We believe in ‘valuing what the child brings to school’ and recognise the importance of supporting a child’s first language, not only to foster self-esteem, but to assist in the learning of English.


The Subject Leader is responsible for improving the standards of teaching and learning in Literacy through:

monitoring and evaluating Literacy:-  

- pupil progress

- provision of Literacy

- the quality of the Learning Environment,

taking the lead in policy development,

auditing and supporting colleagues in their CPD,

purchasing and organising resources,

keeping up to date with recent Literacy developments.

Monitoring of marking and planning takes place on a termly basis, with evaluative written feedback provided, while standards of learning and teacher are monitored and evaluated both through analysis of tracking as well lesson observations (with Phase Leaders).  

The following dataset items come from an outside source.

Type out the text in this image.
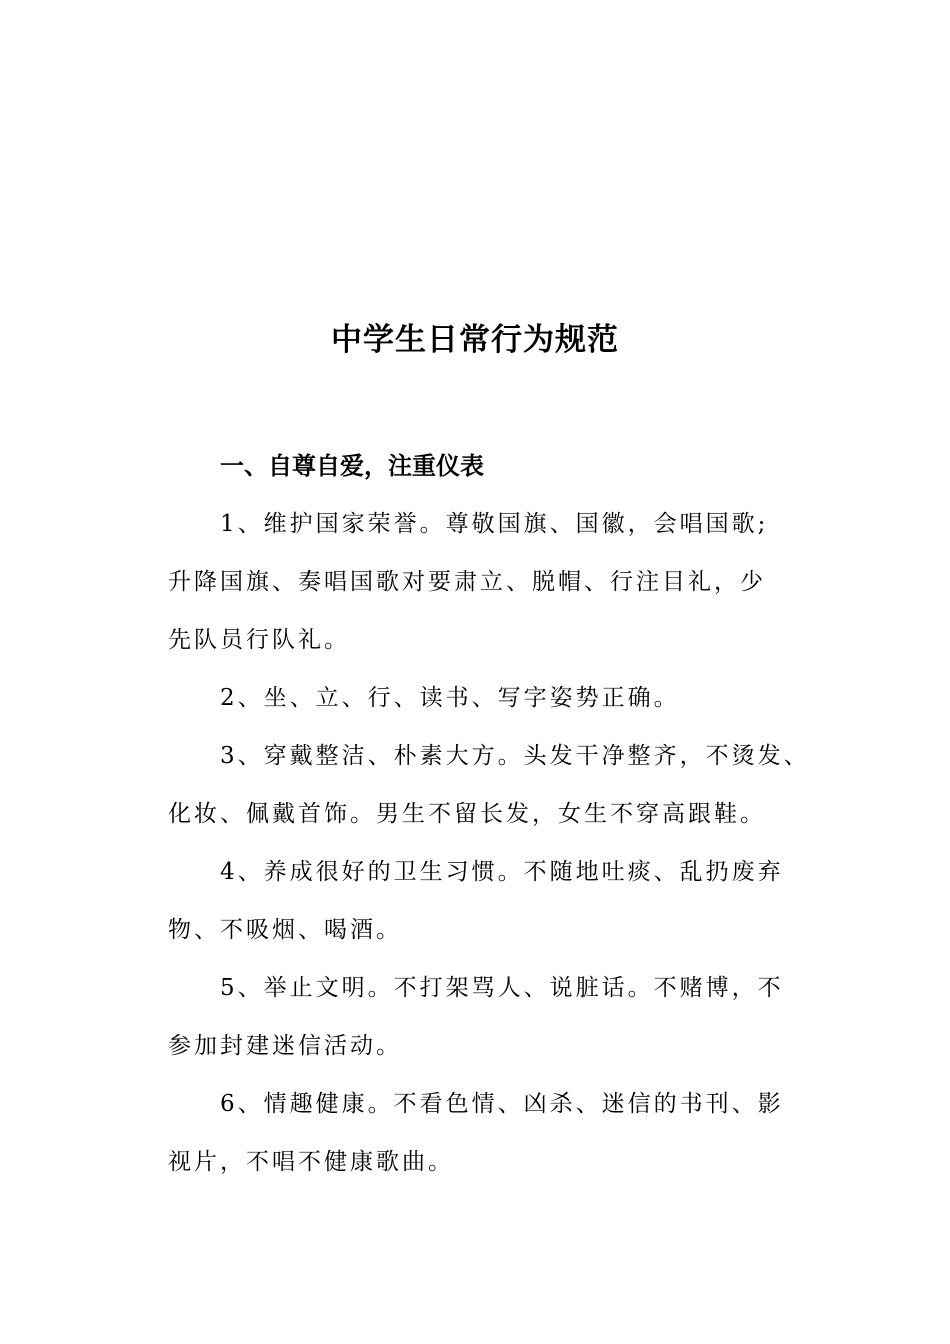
中学生日常行为规范
一、自尊自爱，注重仪表
1、维护国家荣誉。尊敬国旗、国徽，会唱国歌;
升降国旗、奏唱国歌对要肃立、脱帽、行注目礼，少
先队员行队礼。
2、坐、立、行、读书、写字姿势正确。
3、穿戴整洁、朴素大方。头发干净整齐，不烫发、
化妆、佩戴首饰。男生不留长发，女生不穿高跟鞋。
4、养成很好的卫生习惯。不随地吐痰、乱扔废弃
物、不吸烟、喝酒。
5、举止文明。不打架骂人、说脏话。不赌博，不
参加封建迷信活动。
6、情趣健康。不看色情、凶杀、迷信的书刊、影
视片，不唱不健康歌曲。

Standards are monitored and evaluated through analysis of the school tracking system and of SATs results.  See Monitoring Policy.


We aim to involve parents directly in the life of the school, and thus in the development of children’s skills, knowledge and understanding in English. Parents are involved in hearing children read, and are encouraged to discuss books with them.  

There are opportunities each term when parents can discuss their children's progress with their teacher. Parents are encouraged to read both with and to their children at home in order to promote reading. Parents are welcomed into school to support reading in the classroom.

Strategies for supporting children are shared at phase meetings and reading workshops as well as at parent helper training sessions.

SATs results are published in accordance with Government legislation.

This policy should be read in conjunction with the following school policies:

- Teaching and Learning Policy

- Assessment and Record Keeping

- Marking policy

- Special Educational Needs Policy

- ICT Policy

- Equal Opportunities Policy

- Health and Safety Policy

- Continuing Professional Development Policy

This policy will be reviewed every three years or in the light of changes to legal requirements.